Southern Daily Echo 21/3/06

FOR more than 30 years it has been a familiar symbol on the seas.

The famous P&O flag is a regular sight in Southampton docks where
several of the company's cruise liners are based.

However, today the firm is unveiling a brand new look which means
ditching the flag in favour of a golden sunrise.

From April the ships will be embossed with the new livery which will
be rolled out on all the company's brochures, stationery and
merchandise over the next year.

According to P&O chiefs the new `rising sun' logo symbolises
the "optimism and excitement of a new dawn".

Managing director David Dingle said axing the well-known flag emblem
was about moving with the times and appealing to the new breed of
cruise lovers.

He said: "P&O Cruises has grown and developed as a brand and its
passenger demographic has broadened and evolved with it.

"We are carrying more passengers than ever before. With the
introduction of stylish super liner Arcadia and the planned launch
of Ventura in 2008, we are heralding a more contemporary era for P&O
Cruises, while continuing to deliver the core values of our cruising
heritage to British holidaymakers."

The idea behind the new look was the brainchild of marketing agency
Brand Environment.

"We wanted the initial concept to embrace the company's heritage, so
we began with the sunrise that is familiar on board today and
contemporised it," said Carrie Stokes, account director at Brand
Environment.

The flag will not completely disappear from view as the five British-
based ships will still fly the P&O house flag to reflect their
maritime heritage.

The introduction of the new emblem will be phased in and completed
by mid-2007 to coincide with the launch of Ventura's maiden season
brochure.

The existing identity was created about 30 years ago to manage a
broad range of business activities.


----------



## kelgels (Jan 2, 2006)

Sound like that could be classed as an act of terrorisim amongst the traditonalists!!

Got to Admint I like the golden yellow funnel for the passenger ships and the no longer seen blue funnels with the white P&O on the Freight carring ships.

What a shame but I guess we just have to accept change.


----------



## Thamesphil (Jul 22, 2005)

Seeing that P&O Cruises is a brand within the Carnival Corp empire (American) they probably wish to further disassociate themselves with the now Dubai Ports owned P&O SN Company. So this move is really not surprising given the current fiasco in the US over the Dubai Ports/P&O takeover.

Phil


----------



## Paul UK (Jun 13, 2005)

just had a load of sales leaflets in the post and all have the new logo on.
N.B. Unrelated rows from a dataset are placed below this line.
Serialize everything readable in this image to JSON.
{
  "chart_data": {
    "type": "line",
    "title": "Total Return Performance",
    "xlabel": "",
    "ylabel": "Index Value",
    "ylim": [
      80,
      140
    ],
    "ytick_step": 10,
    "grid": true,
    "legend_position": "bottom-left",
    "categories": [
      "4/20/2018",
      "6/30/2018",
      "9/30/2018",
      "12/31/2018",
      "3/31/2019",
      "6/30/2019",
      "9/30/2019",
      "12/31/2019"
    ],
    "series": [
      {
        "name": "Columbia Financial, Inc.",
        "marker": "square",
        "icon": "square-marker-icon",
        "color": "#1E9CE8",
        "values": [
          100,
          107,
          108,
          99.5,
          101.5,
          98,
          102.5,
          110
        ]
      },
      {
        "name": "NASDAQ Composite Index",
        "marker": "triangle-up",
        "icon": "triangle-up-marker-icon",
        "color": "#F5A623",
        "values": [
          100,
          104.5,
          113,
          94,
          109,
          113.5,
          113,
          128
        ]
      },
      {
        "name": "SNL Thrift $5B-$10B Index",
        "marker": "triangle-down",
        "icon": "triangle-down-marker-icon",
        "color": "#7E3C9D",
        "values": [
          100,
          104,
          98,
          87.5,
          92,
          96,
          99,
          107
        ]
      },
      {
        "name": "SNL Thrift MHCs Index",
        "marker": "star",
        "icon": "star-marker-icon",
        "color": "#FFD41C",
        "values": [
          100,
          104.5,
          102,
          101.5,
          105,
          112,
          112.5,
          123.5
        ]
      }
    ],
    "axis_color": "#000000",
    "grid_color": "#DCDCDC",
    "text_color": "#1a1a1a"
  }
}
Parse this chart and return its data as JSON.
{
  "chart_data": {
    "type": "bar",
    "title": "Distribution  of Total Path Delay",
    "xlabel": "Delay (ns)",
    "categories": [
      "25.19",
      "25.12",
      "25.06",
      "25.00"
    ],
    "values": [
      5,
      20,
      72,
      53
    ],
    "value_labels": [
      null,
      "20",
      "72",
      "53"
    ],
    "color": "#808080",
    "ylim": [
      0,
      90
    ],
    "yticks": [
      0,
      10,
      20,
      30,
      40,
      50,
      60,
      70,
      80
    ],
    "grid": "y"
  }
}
is the funnel colour changing as well, hope not.

Paul


----------



## Pompeyfan (Aug 9, 2005)

I have had sales stuff also with new logo, but i will keep the old flag as a reminder of the real P&O. David


----------



## Baltic Wal (Jun 27, 2005)

As P & O Cruises has been no part of the P&O group for some time I am not surprised. They are using a trademark and would probably have been asked to stop using it after a set time


----------